The christening of City of Hope’s Alpha Clinic is the culmination of a decade of planning and visionary thinking. When the state of Californian voted to found the California Institute for Regenerative Medicine, the funds now became available to start the institute. New stem cell therapies are ready for clinical trials, and City of Hope is home to one of three Alpha Clinics in the state. The other two clinics are at the University of California San Diego and a joint clinic by University of California Los Angeles and University of California Irvine.

City of Hope’s first trials will study stem cell-based therapies for leukemia, and the use of neural stem cells to deliver treatments to brain tumors. The first such study will modify a patient’s own immune cells so that they can recognize and fight cancer cells. Cancer researchers hope the modified cells will be able to attack existing cancer cells, and also be able to attack the cancer again should it recur.

Brain cancer patients will also be able to enroll in a study that uses neural stem cells, which have an innate ability to home to tumor cells, as a delivery mechanisms for cancer drugs.
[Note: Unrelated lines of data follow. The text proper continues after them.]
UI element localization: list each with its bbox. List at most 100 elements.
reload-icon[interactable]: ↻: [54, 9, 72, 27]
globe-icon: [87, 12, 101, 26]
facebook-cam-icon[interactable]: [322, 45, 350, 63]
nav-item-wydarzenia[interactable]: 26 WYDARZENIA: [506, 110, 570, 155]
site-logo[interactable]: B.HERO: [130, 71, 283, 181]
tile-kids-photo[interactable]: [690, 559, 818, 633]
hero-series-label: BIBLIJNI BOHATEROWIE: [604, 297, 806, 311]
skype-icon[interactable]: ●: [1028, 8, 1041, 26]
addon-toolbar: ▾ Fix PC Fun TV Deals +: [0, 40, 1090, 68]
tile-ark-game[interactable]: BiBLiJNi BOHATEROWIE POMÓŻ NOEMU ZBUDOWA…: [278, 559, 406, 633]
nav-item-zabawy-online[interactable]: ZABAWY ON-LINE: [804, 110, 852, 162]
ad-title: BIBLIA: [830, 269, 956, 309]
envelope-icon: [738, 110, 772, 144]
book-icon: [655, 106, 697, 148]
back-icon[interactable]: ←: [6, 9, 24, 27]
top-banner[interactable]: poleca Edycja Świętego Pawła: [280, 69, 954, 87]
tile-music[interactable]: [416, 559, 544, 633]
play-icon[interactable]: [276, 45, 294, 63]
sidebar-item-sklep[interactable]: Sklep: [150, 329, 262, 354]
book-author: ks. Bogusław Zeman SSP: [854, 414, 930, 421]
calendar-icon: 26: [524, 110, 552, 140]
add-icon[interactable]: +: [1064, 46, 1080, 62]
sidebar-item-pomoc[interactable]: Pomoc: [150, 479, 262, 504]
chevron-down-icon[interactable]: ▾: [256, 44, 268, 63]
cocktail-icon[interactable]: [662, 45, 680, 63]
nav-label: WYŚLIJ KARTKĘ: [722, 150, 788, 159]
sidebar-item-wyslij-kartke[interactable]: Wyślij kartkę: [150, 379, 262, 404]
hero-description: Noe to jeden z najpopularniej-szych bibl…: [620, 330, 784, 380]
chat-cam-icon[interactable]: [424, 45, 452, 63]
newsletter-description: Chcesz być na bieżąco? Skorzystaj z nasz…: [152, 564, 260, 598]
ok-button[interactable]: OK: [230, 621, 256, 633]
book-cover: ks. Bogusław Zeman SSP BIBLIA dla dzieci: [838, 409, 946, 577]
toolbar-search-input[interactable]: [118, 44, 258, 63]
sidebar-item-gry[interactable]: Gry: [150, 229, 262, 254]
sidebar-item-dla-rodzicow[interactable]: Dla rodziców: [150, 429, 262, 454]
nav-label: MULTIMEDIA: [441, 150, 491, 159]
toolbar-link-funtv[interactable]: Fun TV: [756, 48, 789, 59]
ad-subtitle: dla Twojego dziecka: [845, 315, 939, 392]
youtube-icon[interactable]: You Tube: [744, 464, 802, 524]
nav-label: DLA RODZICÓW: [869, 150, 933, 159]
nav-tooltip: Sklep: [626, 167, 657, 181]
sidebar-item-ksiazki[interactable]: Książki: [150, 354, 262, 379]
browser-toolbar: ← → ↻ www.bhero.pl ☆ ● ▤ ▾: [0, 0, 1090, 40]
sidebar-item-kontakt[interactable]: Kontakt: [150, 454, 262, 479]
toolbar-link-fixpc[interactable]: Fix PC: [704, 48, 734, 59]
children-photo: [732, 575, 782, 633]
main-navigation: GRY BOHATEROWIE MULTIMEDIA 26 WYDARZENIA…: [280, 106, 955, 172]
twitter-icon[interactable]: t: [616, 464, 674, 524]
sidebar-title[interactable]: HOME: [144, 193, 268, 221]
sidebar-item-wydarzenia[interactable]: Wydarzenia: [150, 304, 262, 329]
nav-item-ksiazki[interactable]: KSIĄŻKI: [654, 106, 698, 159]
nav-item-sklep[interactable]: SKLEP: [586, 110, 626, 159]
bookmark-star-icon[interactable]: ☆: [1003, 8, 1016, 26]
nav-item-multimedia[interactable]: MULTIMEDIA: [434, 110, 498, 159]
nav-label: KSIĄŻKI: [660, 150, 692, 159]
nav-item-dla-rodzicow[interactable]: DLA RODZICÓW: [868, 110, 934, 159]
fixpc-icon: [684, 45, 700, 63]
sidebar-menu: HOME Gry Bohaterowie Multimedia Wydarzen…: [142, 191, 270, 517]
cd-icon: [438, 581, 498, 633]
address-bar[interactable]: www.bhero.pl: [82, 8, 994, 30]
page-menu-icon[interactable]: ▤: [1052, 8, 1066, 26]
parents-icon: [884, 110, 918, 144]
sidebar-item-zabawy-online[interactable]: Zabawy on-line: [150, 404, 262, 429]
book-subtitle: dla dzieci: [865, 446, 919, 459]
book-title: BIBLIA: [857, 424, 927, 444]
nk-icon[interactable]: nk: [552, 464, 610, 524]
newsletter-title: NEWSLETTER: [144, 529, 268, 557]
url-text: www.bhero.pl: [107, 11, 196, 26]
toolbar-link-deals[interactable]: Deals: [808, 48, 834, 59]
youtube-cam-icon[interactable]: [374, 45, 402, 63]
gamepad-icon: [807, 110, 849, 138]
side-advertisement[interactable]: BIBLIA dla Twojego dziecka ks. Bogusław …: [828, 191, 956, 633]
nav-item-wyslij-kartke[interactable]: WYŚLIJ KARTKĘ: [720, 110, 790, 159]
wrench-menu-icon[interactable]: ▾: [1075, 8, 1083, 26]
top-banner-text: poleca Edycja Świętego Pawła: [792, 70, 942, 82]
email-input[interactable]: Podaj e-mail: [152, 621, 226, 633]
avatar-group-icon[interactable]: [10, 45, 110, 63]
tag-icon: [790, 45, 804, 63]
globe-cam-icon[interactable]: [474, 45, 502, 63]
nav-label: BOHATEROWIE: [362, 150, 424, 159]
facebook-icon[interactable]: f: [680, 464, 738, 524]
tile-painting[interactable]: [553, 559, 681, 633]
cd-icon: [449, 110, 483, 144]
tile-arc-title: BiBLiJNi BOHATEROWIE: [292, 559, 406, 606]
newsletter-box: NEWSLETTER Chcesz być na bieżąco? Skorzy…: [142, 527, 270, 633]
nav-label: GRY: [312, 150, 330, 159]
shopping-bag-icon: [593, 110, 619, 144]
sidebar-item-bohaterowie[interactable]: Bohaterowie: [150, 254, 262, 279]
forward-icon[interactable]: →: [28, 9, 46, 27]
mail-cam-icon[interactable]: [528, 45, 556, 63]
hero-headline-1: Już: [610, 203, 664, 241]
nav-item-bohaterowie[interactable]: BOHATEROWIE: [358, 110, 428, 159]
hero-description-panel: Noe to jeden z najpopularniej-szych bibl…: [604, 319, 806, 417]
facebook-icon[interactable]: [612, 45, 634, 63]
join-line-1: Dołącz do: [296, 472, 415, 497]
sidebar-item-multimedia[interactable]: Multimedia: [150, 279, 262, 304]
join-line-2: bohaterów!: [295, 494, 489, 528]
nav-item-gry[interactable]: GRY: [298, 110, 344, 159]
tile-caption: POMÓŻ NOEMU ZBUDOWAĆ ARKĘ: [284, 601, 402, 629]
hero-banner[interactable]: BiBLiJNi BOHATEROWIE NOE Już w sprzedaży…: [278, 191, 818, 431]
Genetically engineered neural stem cells can bring targeted therapies across the blood-brain barrier, and can potentially deliver drugs directly to tumor sites, which eliminates systemic toxicity.

The US Food and Drug Administration (USFDA) has already approved a new HIV trial that will be conducted at the City of Hope Alpha Clinic. This trial will use “molecular scissors” known as zinc finger nucleases to edit the blood cells of HIV patients and remove a specific gene. Without this particular gene, the cells are unable to produce a protein that HIV requires in order to invade cells and replicate. The approach has the potential to eliminate HIV from the body.

“As we move forward with our Alpha Clinic, we will also be defining a new discipline in nursing of cellular therapy,” said Shirley Johnson, R.N., senior vice president, chief nursing and patient services officer at City of Hope. “This clinic is a unique opportunity to provide patients with the most leading-edge treatments while still giving them the compassionate comprehensive care City of Hope patients expect.”

The Alpha Clinic launched officially on March 19. Future trials will include T cell immunotherapy for blood cancer, new brain cancer therapies, treatments for breast cancer metastases and ovarian cancer treatments. Zaia said the clinic also plans to work with City of Hope’s diabetes researchers to introduce treatments for diabetes, exploring both the potential of pancreatic stem cells and preventing the immune system from attacking insulin-producing cells.